Esta Nota dos militares foi o trem do momento. Tomara seja apenas uma ficção das trevas que a Constituição cidadã tentou sepultar para sempre. Pensar que os militares do país possam se conceber como guardiões do bolsonarismo demente é matar toda a esperança e acolher a possibilidade de que o “Haiti é aqui!”. Ou que estamos vivendo a entrada do Inferno de Dante, ou que o fantasma de Hitler se firme num horizonte de sangue, como um Vampiro da história, encarnando o “Complexo de Colombo”.

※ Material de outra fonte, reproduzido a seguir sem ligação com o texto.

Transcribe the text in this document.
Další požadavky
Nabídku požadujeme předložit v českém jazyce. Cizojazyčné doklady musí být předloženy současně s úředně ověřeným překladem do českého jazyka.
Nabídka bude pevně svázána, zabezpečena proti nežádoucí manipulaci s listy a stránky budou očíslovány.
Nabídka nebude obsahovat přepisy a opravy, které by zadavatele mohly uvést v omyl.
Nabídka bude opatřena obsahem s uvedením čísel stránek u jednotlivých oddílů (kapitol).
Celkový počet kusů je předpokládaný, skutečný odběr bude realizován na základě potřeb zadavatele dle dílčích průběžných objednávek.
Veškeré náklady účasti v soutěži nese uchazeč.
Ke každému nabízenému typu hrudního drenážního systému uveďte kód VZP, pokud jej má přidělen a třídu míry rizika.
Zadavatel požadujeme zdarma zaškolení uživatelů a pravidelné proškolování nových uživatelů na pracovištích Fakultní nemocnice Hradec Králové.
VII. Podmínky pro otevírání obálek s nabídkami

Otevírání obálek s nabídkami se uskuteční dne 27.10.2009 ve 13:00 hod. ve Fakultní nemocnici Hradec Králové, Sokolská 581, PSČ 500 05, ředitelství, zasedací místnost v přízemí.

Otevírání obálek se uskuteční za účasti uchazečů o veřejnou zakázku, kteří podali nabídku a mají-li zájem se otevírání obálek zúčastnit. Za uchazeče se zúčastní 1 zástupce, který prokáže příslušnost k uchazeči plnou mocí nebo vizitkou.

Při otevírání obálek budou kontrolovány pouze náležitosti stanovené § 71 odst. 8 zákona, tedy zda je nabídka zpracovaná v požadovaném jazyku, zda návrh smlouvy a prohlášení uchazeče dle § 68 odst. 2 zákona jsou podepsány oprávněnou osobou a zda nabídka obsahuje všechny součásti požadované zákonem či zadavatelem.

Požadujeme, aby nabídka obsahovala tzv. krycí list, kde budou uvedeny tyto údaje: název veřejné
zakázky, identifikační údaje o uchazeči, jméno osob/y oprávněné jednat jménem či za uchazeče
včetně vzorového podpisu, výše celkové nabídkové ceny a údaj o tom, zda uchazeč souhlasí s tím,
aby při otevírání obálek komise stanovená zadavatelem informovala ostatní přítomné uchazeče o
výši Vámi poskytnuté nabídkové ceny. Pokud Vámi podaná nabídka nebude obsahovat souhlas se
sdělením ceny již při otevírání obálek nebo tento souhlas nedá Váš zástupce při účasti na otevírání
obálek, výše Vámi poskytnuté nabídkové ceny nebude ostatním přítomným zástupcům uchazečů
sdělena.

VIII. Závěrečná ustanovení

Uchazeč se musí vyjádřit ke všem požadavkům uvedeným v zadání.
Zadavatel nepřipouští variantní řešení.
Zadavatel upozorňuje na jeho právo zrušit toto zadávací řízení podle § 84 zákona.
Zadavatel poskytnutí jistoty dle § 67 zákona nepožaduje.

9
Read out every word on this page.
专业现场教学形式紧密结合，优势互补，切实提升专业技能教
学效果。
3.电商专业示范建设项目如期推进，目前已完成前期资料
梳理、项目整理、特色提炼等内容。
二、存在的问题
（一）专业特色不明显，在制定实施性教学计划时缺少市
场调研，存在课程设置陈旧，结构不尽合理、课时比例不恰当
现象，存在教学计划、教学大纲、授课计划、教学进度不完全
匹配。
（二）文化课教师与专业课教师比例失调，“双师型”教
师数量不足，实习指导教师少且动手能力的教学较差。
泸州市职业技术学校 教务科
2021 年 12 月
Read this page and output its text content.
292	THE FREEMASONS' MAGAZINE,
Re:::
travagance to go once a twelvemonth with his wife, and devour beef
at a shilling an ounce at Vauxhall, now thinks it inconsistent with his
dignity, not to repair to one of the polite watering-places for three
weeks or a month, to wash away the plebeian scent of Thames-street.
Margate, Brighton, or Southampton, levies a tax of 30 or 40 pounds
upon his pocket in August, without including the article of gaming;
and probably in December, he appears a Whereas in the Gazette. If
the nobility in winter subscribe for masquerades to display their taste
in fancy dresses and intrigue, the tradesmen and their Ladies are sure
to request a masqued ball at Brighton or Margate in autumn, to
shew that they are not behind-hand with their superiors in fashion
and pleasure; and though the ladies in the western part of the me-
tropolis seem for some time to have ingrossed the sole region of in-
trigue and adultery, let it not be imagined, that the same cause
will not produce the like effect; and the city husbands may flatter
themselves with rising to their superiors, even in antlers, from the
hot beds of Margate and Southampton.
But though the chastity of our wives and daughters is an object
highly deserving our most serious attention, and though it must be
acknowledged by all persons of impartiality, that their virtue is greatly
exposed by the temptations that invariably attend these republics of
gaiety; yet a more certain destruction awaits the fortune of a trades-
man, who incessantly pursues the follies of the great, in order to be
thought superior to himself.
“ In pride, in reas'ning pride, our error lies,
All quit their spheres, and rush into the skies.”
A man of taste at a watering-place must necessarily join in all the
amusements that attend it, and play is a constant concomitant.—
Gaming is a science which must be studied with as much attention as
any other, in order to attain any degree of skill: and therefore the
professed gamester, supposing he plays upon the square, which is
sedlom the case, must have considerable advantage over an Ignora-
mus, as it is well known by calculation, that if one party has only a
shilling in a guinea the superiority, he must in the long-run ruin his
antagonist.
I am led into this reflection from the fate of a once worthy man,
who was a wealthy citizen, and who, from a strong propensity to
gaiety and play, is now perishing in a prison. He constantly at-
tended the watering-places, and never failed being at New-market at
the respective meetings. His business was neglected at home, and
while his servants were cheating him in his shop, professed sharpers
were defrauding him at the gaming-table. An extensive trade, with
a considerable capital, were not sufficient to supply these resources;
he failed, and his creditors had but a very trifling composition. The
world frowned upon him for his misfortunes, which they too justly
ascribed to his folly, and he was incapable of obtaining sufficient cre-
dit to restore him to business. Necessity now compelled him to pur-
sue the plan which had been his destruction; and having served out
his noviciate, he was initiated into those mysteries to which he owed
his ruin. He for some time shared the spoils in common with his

Neste, a humilhação deixa de ser uma tática fundamental e passa a ser a estratégia estatal da morte. Ninguém acreditava que isso fosse possível na Alemanha dos anos 1920, mas hoje estamos começando a aprender que a História pode se repetir, tanto como tragédia pura, mas também como farsa e paródia coexistindo com ela.

Fora Bolsonaro, antes que seja tarde!

Tarso Genro

Tarso Genro é um advogado, jornalista, professor universitário, ensaísta, poeta e político brasileiro filiado ao Partido dos Trabalhadores.